It isn’t a death sentence for the grass if you have weeds in your yard. There are ways to kill weeds in the lawn without killing the grass, and they aren’t all chemical options.
Apply a pre-emergent herbicide as a preventative in late winter or early spring before soil temperatures warm up and trigger weed seed germination. These products don’t kill the seeds before germination, but instead, they interrupt growth processes to prevent the seed from progressing all the way through germination.
Post-emergent selective herbicides
Post-emergent selective herbicides are applied when the weeds are actively growing and are generally safe for lawn applications since they target broadleaf or non-grassy weeds. They may begin to work overnight but typically take up to two weeks to see the full results. These herbicides kill down to the root, preventing the weed from resprouting.
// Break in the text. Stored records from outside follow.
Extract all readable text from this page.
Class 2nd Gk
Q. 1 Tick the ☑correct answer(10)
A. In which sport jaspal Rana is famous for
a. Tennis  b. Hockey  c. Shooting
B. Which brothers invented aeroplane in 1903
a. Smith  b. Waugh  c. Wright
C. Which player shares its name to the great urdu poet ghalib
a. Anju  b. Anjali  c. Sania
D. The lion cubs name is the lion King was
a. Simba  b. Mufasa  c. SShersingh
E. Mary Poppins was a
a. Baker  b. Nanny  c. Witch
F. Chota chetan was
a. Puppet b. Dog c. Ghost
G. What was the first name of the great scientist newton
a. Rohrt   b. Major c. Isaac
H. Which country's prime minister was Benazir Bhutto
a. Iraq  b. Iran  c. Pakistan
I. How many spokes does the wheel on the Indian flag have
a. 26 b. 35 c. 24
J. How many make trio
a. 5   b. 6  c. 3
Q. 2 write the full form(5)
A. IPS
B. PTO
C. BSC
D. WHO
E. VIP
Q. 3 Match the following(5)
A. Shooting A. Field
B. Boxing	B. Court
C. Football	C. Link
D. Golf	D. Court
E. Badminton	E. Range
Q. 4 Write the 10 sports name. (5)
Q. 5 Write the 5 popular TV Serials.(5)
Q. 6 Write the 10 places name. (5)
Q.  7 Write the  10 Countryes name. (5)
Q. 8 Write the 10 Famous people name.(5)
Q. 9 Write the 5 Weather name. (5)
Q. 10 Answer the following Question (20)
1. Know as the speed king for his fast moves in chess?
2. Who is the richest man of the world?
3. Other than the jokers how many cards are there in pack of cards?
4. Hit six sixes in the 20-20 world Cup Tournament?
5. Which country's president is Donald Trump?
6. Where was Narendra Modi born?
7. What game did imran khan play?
2, 4-D is a selective chemical herbicide commonly applied to turf to control non-grassy weeds. Most turf varieties are resistant to the herbicide’s active ingredient, 2,4-Dichlorophenoxyacetic acid, so 2,4-D won’t kill the grass, just the weeds.
Manual Weed Removal
Pulling weeds by hand is another effective, albeit time-consuming, way to kill weeds without harming the grass. The best way to pull them is to use a flathead screwdriver or a unique weed popper tool designed to remove weeds down to the roots. Remember that if you snap the stem and the roots survive, the weed will regrow quickly.
Keep Lawn Healthy
Keeping your grass healthy and robust is the best way to eradicate weeds in your lawn. When grass thrives and creates a thick canopy, it will shade out the weeds and out-compete them for resources.
- Fertilize your lawn on a schedule recommended for your local climate and type of grass, including a late fall application.
- Only water your grass when it needs moisture to prevent over-watering.
- Water infrequently but deeply, providing more water every few days, instead of watering a little daily.
- Routinely aerate or dethatch your lawn to improve the movement of air, water, and nutrients through the thatch layer on the soil surface and down into the root zone.
- Never remove more than one-third of the blade height when mowing, and always mow grass to the recommended height.
- Overseed every spring and fall to fill in bare patches.
- Regularly scout for insect and disease problems, treating them as soon as they are discovered.